BROWN DEER-- No indication it had anything to do with his death, but the mother of 11-year old Eric Gutierrez, a boy shot and killed in Walworth County, says he was diagnosed with Oppositional Defiant Disorder (ODD) shortly before his passing.

Doctors say up to 16% of children have ODD and the behavioral disorder is extremely prevalent among boys.

Temper tantrums, angry outbursts, and vindictive behavior toward authority figures are all signs of ODD.

"It is something that shouldn't be ignored," said Candice Lipski, a psychotherapist.

To an outsider, the symptoms may appear as though a child is just being emotional, but Lipski says it can affect their daily life.

"A lot of the children diagnosed with this disorder have a lot of problems in the home and in the school," said Lipski.
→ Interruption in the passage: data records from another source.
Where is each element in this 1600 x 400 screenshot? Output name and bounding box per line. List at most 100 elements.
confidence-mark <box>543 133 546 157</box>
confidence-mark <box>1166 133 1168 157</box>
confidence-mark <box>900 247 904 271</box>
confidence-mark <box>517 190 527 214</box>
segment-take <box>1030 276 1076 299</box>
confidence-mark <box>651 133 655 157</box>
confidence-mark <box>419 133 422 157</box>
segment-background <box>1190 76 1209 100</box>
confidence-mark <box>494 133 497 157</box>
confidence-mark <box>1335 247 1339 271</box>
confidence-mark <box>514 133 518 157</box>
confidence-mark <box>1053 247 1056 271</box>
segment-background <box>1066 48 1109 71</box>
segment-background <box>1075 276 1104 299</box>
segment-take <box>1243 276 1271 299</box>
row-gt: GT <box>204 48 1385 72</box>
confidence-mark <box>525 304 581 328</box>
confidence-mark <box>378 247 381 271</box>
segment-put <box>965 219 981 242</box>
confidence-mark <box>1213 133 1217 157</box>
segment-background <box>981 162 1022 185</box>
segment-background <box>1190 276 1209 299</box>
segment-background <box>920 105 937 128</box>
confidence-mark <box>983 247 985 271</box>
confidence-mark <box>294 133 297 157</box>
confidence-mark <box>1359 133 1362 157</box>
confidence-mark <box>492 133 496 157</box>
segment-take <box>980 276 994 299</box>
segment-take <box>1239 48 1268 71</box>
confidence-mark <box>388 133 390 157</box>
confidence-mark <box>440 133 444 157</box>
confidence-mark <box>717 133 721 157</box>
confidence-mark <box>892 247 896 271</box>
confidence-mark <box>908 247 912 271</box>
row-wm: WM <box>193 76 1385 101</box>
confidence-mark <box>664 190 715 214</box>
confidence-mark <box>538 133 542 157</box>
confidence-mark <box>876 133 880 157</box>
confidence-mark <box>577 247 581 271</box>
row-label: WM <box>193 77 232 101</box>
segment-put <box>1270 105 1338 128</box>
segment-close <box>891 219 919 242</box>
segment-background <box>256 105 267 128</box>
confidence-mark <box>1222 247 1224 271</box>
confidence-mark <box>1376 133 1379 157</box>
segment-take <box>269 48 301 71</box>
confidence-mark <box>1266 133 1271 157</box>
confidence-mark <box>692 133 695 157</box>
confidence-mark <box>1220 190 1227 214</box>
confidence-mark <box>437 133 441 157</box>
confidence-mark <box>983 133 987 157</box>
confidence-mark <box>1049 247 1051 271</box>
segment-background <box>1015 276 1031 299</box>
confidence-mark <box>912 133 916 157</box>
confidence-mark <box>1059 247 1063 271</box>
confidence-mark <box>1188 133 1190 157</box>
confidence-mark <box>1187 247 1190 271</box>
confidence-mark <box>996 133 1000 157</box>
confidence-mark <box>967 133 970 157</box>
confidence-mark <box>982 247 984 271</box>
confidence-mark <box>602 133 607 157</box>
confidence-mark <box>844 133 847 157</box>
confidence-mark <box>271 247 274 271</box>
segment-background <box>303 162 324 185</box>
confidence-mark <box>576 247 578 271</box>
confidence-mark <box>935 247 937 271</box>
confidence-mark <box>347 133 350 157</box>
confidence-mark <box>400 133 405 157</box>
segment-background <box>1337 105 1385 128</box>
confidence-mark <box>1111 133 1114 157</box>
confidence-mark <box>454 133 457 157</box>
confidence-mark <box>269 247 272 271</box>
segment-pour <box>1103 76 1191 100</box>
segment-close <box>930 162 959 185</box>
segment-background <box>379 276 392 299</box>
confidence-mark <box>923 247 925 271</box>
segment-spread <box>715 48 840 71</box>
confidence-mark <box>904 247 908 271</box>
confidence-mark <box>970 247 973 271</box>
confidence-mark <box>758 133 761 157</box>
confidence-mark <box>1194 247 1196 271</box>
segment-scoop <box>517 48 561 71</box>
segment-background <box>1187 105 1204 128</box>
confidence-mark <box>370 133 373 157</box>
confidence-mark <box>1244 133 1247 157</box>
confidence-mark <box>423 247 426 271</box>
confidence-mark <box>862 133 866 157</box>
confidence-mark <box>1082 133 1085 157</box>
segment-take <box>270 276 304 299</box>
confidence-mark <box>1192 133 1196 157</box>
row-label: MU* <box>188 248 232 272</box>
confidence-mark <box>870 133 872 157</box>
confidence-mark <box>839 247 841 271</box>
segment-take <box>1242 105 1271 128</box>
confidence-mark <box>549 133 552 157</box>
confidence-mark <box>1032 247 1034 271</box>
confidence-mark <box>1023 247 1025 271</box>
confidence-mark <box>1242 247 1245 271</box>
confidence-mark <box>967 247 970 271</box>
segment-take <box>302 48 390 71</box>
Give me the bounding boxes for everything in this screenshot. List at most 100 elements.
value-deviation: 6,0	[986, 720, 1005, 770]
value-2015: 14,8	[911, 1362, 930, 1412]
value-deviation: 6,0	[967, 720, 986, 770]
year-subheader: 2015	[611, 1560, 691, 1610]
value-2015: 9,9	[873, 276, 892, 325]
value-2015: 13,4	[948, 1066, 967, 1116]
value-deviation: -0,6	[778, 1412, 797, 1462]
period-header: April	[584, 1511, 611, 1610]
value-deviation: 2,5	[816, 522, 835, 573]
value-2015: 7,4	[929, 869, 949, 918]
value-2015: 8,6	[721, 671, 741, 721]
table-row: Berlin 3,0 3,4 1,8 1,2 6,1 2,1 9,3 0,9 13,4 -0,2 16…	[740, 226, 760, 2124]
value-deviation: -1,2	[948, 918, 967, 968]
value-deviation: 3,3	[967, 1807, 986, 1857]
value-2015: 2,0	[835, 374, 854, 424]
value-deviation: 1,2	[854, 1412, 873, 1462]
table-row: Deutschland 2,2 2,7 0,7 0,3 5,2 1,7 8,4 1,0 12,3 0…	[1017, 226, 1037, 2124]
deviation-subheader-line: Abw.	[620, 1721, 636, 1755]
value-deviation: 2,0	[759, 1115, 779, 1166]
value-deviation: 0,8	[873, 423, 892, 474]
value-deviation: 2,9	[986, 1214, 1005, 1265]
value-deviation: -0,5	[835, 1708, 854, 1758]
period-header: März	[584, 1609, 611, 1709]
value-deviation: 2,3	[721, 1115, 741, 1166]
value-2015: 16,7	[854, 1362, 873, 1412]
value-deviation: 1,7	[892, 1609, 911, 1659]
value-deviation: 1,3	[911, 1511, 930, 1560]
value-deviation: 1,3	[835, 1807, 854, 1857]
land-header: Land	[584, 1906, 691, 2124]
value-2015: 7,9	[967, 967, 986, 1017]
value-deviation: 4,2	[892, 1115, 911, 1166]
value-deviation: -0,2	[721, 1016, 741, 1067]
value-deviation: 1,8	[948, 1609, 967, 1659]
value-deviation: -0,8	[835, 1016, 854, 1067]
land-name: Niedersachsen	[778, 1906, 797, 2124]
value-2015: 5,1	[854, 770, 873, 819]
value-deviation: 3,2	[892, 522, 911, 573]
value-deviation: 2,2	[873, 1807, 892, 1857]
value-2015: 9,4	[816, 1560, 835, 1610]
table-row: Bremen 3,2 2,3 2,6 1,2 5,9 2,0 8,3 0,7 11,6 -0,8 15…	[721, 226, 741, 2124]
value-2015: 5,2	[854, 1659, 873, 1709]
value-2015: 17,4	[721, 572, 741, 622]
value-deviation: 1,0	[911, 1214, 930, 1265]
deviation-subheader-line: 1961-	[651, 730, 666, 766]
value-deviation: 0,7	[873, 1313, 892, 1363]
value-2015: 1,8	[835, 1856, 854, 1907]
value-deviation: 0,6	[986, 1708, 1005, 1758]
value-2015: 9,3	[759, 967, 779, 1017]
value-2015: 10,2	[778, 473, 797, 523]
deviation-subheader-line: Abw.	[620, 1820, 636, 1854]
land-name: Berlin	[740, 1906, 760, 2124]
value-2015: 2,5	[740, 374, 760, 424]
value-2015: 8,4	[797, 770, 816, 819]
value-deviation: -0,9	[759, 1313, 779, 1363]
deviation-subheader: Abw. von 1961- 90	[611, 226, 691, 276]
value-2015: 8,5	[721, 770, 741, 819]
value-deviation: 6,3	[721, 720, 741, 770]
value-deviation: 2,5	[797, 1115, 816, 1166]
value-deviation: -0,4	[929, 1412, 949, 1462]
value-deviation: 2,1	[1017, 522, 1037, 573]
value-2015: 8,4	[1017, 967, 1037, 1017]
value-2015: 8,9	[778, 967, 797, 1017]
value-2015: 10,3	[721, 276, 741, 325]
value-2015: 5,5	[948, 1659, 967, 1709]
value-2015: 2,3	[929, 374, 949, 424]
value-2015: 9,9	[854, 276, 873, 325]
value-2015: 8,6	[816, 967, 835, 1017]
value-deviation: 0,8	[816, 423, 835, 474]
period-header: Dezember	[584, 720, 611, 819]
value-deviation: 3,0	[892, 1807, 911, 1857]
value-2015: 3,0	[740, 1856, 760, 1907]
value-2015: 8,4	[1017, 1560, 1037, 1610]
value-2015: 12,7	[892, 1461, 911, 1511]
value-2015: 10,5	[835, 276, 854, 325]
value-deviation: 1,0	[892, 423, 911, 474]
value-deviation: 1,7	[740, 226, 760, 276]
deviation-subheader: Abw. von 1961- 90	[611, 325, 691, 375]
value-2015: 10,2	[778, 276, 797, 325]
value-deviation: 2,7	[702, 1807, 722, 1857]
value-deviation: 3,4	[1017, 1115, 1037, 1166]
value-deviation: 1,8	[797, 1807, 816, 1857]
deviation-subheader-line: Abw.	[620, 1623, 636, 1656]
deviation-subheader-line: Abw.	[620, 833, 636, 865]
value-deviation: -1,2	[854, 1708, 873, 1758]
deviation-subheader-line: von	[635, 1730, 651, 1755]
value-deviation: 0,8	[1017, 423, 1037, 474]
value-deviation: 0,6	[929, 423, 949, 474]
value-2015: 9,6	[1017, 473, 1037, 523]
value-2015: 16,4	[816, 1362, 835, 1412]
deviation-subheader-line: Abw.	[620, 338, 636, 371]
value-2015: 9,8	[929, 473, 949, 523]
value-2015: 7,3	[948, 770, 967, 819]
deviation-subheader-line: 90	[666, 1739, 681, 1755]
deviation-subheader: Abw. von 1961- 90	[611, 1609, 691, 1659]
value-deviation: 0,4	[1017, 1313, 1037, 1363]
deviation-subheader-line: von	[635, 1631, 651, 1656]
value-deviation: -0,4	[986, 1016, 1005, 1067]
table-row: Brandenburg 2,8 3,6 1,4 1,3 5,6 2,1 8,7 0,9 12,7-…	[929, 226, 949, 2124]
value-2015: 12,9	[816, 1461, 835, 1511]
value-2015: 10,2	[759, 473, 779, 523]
Children with ODD typically show signs before they're 8-years old.

"These are behaviors that will stand out," said Lipski, "and will be evident for more than 6-8 months, so it's not just if they have a bad week."

Lipski says behavioral therapy can help children diagnosed with ODD and their families.

"I would say that the behaviors can be minimized," she said.

Lipski says if left untreated-- the disorder could eventually lead to criminal behavior.

"It can lead into conduct disorder in teens, and anti-social behaviors in late teens and early adult years," she explained.

Lipski says parents who believe their children could have ODD should contact their pediatrician for a referral to a psychiatrist.  She says it could take months before parents see a change in their child's behavior after they begin therapy.